By Ron Bousso
LONDON (Reuters) – BP will write off up to $17.5 billion from the value of its assets after cutting its long-term oil and gas price forecasts, betting the COVID-19 crisis will cast a lasting chill on energy demand and accelerate a shift away from fossil fuels.
Like its rivals, the British oil major is set to take a big hit to revenue from an unprecedented collapse in oil demand due to the pandemic. The impairments are set to raise its debt burden sharply and increase pressure to reduce its dividend.
The move comes as Chief Executive Bernard Looney prepares to outline his strategy in September to “reinvent” BP including a reduced focus on oil and gas and a larger renewables business.
BP lowered its benchmark Brent oil price forecasts to an average of $55 a barrel until 2050, down by around 30% from previous assumptions of $70.
REVIEW OF PROJECTS
BP said that the aftermath of the new coronavirus pandemic would accelerate the transition to a lower-carbon economy, in line with the goals of the 2015 Paris climate agreement.
“We have reset our price outlook to reflect that impact and the likelihood of greater efforts to ‘build back better’ towards a Paris-consistent world,” Looney added.
BP shares were down 4.1% at 0912 GMT.
Last week, BP said it would cut about 15% of its workforce in response to the coronavirus crisis and as part of Looney’s strategy.
BP said the new price assumptions will lead to non-cash impairment charges and write-offs in second-quarter earnings, due on Aug 4, in a range of $13 billion to $17.5 billion after tax. It said it would also now review its plans for some oil and gas projects that are at early exploration stages.
BP is set to increasingly shift its fossil fuel production from oil to natural gas, which is expected to play a key role in supplying growing demand for electricity.

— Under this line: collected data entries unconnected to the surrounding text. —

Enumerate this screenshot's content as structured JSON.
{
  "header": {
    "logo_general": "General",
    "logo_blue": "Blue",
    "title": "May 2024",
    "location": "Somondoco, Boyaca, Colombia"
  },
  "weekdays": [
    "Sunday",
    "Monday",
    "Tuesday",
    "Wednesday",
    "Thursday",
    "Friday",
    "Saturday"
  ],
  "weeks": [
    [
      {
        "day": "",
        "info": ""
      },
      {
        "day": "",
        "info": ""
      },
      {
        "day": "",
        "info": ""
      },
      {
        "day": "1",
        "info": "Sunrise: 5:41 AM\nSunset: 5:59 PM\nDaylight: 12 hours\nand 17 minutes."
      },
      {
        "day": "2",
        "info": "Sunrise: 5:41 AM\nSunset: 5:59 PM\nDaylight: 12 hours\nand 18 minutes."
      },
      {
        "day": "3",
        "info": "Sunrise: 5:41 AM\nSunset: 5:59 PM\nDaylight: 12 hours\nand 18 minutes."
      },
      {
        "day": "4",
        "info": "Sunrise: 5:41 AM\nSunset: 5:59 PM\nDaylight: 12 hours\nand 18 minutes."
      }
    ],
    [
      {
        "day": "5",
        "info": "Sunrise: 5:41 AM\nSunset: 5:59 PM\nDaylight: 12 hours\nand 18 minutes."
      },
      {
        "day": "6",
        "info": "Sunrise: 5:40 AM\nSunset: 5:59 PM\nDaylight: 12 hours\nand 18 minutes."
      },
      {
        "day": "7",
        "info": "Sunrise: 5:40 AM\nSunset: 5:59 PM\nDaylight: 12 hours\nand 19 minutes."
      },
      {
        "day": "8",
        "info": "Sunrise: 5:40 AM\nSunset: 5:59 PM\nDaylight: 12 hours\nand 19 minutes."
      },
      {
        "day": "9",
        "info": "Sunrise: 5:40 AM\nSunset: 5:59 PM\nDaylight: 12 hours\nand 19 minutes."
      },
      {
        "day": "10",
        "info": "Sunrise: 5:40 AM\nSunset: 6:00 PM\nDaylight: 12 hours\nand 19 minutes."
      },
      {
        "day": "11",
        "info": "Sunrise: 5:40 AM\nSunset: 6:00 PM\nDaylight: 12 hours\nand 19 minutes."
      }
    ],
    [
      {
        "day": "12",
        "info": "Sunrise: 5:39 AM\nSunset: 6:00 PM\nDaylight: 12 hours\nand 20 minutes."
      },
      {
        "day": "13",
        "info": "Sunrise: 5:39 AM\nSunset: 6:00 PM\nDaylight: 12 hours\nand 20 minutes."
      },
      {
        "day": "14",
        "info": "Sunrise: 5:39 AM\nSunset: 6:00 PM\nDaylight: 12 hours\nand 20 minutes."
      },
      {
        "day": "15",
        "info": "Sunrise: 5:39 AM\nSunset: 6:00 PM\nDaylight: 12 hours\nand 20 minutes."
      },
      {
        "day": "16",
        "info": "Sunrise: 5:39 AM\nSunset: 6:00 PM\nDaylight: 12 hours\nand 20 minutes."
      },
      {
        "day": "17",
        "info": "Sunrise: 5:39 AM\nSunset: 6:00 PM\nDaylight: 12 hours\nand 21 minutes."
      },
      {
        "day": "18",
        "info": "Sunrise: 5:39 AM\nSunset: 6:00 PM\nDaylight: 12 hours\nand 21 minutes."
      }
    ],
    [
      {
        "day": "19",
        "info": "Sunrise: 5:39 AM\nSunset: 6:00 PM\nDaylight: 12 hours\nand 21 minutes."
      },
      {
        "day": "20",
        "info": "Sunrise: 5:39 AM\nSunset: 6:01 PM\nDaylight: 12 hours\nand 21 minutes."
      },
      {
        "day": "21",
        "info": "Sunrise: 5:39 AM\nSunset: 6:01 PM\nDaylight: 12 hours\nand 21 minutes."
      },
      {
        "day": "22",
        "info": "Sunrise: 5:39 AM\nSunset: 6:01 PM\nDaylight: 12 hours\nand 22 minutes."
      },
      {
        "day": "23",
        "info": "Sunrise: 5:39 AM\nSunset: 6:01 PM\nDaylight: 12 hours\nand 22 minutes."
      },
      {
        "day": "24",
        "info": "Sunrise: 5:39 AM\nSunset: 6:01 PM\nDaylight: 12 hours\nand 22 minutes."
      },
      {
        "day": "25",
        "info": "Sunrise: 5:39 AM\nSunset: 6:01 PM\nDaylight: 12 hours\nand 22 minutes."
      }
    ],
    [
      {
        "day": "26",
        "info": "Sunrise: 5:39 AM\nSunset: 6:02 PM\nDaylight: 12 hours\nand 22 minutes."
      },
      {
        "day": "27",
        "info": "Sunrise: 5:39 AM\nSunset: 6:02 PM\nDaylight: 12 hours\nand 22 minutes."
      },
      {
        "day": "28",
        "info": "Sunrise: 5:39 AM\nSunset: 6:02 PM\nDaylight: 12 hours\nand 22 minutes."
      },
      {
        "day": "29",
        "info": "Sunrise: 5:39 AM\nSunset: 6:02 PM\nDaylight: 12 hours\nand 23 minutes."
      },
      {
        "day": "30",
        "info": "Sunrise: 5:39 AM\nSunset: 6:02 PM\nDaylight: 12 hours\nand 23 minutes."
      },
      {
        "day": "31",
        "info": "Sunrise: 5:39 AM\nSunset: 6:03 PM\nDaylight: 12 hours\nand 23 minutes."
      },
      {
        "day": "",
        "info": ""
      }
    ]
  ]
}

However, in its new outlook, BP revised down its assumption for gas from Henry Hub in the United States by 31% to $2.90 per million British thermal units.
It also increased the assumed price it will have to pay governments for carbon dioxide emitted from its oil and gas activities to $100 per tonne of CO2 in 2030, from $40.
DEBT AND DIVIDEND
The large impairment relates mostly to oil and gas exploration assets and will lower BP’s asset value by around 10%, pushing the ratio of equity to debt, known as gearing, to about 48% in the second quarter, RBC Capital Markets said in a note.
At such levels, the company will need to lower its dividend, the bank said.
Investors have increased pressure on oil companies to lower carbon emissions to net zero by the end of the century. BP and its European rivals have in recent months outlined plans to sharply reduce their emissions by 2050, although how exactly they will get there remains unclear.
Charlie Kronick, senior climate adviser for Greenpeace UK, said BP’s price revision was “long overdue”.
“Accelerating the switch to renewable energy will be vital not only to the climate but to any oil company hoping to survive in a zero carbon future,” he added.